Metamorphic environments
Hydrothermal environments

Pseudowollastonite is well known as an artificial high-temperature phase dimorphous with wollastonite from slags and cement, but also very rarely found in nature from pyrometamorphosed calcareous rocks. The structure contains isolated trisilicate rings (Si3O9)6- (Mindat).

Localities

At the Gurim anticline, Hatrurim Basin, Tamar Regional Council, Southern District, Israel, two new barium-bearing minerals, gurimite and hexacelsian, were discovered in veins of paralava cutting gehlenite - flamite hornfels. Gurimite and hexacelsian occur in inclusions in paralava and are associated with gehlenite, pseudowollastonite or wollastonite, rankinite, flamite, larnite, schorlomite, andradite, fluorapatite, fluorellestadite, kalsilite, cuspidine, aradite, zadovite and khesinite (MM 81.4.1009–1019).
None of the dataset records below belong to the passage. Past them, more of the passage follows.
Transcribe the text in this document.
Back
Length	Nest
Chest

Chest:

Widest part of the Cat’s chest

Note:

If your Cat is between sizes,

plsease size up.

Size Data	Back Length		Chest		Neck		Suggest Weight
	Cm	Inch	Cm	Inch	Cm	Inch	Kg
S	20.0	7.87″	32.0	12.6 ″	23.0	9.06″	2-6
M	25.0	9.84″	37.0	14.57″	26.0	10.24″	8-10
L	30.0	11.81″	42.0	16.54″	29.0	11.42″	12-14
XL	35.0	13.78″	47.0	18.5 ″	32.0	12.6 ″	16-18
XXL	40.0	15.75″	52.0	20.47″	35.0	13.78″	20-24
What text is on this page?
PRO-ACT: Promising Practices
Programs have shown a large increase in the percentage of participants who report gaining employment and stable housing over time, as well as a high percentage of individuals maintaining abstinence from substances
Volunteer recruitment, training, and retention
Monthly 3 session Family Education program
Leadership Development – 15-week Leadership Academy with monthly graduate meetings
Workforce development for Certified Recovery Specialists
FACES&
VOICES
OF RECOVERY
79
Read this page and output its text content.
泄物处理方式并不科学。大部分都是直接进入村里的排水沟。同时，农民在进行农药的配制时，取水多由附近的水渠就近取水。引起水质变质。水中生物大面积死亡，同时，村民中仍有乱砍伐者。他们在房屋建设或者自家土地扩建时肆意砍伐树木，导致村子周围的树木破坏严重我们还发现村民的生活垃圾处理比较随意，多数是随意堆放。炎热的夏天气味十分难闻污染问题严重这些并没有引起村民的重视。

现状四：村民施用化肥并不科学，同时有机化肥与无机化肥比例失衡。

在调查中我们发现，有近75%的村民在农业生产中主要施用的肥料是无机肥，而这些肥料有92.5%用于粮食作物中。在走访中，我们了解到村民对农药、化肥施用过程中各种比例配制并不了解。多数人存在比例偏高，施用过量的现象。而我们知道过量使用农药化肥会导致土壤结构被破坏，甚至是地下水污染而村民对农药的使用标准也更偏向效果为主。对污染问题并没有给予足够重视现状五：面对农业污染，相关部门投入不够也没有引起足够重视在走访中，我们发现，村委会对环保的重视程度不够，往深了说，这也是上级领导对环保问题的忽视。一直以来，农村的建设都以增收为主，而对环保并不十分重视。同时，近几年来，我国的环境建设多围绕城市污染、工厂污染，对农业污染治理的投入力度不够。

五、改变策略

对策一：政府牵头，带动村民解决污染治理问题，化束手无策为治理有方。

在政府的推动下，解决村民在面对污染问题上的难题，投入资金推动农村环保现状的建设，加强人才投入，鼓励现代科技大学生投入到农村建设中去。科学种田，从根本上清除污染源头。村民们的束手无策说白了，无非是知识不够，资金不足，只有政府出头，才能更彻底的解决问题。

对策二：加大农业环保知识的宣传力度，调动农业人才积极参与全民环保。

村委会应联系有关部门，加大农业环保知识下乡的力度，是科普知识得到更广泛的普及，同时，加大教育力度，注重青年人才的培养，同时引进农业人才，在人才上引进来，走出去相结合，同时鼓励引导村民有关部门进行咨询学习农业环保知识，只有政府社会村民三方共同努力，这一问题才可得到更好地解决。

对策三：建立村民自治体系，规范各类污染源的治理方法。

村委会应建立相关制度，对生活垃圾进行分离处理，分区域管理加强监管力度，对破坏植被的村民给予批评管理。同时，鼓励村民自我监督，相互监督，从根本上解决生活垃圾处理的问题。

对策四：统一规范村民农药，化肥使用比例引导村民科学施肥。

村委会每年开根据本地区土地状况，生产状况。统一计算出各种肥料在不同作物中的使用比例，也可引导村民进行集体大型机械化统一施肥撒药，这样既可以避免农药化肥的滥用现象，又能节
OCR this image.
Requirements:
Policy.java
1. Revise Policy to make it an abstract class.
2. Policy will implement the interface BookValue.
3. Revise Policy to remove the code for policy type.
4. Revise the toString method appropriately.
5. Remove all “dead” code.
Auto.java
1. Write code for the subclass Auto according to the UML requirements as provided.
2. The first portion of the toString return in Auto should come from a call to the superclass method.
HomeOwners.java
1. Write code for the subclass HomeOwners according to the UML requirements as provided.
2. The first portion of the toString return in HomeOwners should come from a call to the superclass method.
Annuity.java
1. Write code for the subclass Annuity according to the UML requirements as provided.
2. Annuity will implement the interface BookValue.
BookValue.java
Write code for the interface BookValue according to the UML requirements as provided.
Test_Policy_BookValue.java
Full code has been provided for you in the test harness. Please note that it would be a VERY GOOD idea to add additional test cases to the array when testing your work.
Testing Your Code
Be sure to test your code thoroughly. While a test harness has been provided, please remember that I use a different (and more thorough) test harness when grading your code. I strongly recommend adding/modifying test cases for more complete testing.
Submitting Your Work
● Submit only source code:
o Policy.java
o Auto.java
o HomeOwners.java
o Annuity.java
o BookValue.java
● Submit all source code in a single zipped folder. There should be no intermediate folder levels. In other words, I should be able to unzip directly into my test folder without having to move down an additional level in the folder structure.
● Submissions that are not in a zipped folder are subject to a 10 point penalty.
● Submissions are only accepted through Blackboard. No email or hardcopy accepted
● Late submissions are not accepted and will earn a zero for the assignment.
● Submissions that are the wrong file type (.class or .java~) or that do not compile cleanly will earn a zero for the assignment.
At the Nabi Musafossil mud volcano, Jericho Governorate, West Bank, Palestine, pseudowollastonite, an extremely rare constituent of ultra high-temperature combustion metamorphic and igneous rocks, has been found as a rock-forming mineral in calcium-rich paralava veins. Pseudowollastonite-bearing paralavas are the products of combustion metamorphism associated with spontaneous burning of methane. The melt began to crystallise at 1480 to 1500°C about the ambient pressure. Pseudowollastonite enters two mineral assemblages:
(1) rankinite, larnite, nagelschmidtite, wollastonite, gehlenite-rich melilite, titanium-rich andradite, cuspidine and fluorapatite.
(2) parawollastonite, wollastonite, gehlenite-rich melilite, titanium-rich andradite and fluorellestadite.
It is argued that pseudowollastonite is so scarce in nature because its formation requires joint action of several uncommon factors: availability of hot melts of T > 1200°C that bear free calcium but are poor in magnesium and iron (mostly as Fe3+) and their crystallisation in the shallow crust followed by quenching (Lithos Volumes 134–135, Pages 75-90).